Tell our readers about some of your volunteer activities.

I am involved in the community and at the synagogue and I work on building projects and woodworking projects. I took on several construction projects at the synagogue I attend, and I visit families in bereavement, and have sometimes driven people to their doctors’ and hospital appointments.

What do you do in order to mentally separate yourself after performing surgery after surgery?

The strategy that I had was to exercise on a regular basis. I would also spend time listening to classical music and doing mindful meditation. It is a wonderful way to decompress. Cooking is also a great way for me to relieve stress.  

Where do you want to be in the next five years?

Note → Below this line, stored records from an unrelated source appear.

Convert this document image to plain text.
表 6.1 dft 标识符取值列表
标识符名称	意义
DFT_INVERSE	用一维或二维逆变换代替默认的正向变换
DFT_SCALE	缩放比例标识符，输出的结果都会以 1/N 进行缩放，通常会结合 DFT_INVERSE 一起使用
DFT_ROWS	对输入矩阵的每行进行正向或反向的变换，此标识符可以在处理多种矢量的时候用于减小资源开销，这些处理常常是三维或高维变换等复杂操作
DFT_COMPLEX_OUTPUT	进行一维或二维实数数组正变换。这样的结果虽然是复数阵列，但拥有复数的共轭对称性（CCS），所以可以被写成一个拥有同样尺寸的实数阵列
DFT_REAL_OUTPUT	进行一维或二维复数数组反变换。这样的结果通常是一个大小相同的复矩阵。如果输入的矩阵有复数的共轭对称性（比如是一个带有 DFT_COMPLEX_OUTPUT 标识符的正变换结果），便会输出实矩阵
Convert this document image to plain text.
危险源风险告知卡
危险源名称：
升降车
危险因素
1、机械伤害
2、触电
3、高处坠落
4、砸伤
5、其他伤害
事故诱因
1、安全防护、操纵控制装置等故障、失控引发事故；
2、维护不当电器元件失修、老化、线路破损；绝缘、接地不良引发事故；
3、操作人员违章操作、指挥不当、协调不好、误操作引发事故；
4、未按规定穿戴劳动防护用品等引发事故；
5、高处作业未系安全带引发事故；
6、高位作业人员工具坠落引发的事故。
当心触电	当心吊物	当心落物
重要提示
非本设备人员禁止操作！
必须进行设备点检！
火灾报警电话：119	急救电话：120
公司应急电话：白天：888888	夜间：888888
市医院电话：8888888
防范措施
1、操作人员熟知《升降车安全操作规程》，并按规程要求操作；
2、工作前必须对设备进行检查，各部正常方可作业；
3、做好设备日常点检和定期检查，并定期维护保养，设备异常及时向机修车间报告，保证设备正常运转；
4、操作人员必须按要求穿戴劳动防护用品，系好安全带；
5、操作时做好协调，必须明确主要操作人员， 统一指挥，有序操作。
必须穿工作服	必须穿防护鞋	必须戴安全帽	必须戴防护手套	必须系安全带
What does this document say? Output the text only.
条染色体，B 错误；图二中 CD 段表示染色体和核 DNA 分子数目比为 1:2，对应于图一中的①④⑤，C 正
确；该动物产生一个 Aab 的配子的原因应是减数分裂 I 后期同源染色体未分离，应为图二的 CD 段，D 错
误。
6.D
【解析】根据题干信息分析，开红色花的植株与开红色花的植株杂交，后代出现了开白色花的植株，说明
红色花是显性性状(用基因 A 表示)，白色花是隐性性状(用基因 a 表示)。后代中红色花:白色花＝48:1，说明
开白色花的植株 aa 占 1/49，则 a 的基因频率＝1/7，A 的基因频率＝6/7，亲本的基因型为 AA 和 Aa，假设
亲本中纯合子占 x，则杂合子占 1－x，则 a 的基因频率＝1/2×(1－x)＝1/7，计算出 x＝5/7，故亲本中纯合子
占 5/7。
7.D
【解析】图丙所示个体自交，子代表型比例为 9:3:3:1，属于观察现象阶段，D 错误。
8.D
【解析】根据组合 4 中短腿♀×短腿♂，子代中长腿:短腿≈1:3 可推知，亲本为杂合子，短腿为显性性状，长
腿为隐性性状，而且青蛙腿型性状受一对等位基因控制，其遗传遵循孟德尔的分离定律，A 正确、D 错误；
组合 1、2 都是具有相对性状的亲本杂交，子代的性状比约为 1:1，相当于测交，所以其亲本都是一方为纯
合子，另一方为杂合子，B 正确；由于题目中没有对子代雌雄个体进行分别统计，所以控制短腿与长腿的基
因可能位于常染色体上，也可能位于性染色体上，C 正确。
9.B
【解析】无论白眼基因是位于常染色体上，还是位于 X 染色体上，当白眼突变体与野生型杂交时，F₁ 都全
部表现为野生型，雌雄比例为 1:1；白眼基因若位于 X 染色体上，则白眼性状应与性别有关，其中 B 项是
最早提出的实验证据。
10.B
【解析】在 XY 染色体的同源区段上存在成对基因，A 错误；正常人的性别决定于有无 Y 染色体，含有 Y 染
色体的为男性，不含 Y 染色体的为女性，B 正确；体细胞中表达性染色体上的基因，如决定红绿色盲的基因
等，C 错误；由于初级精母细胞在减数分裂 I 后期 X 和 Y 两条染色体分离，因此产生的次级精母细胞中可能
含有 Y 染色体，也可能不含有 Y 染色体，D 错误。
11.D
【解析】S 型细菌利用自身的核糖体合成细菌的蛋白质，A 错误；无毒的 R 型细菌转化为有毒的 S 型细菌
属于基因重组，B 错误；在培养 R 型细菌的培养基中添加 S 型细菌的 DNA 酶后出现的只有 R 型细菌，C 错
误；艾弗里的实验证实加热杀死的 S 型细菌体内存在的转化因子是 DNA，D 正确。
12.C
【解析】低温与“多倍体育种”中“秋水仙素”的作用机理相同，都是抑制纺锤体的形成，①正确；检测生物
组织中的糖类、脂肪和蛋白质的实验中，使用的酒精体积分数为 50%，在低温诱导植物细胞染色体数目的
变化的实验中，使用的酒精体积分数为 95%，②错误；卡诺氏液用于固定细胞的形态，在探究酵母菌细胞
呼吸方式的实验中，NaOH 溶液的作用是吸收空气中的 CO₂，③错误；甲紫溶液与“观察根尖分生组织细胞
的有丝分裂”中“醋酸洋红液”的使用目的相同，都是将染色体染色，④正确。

I want to be living in Toronto with my family and my kids as my priority. I would very much like to be a hand and wrist surgeon practicing again in Toronto, but that may or may not be possible.  I also want my business to be successful and contributing to the well-being of Canadians. I want to be contributing in a positive way to my family, to my community as well as to the sustainability of healthcare in Ontario and Canada in general.

Is there anything where you would like to expand on or share?

If there’s one thing I’ve learned over the past 5 years is that I have no assurances as to where my life will be in the next few years.  Plans are nice but there are never any guarantees.  I am in a very good place now and I am happy about the adjustments that I have made as I adapted my life to meet my priorities. I have had a very hard time over the past two years – I fell hard and have had many disappointments.  I made mistakes and have had to face the consequences of my actions.  I am actually grateful for that.  I have accepted responsibility and learned how to become stronger and become the best person I was meant to be.  I have materially a lot less than I had 5 years ago, but I am happier than ever.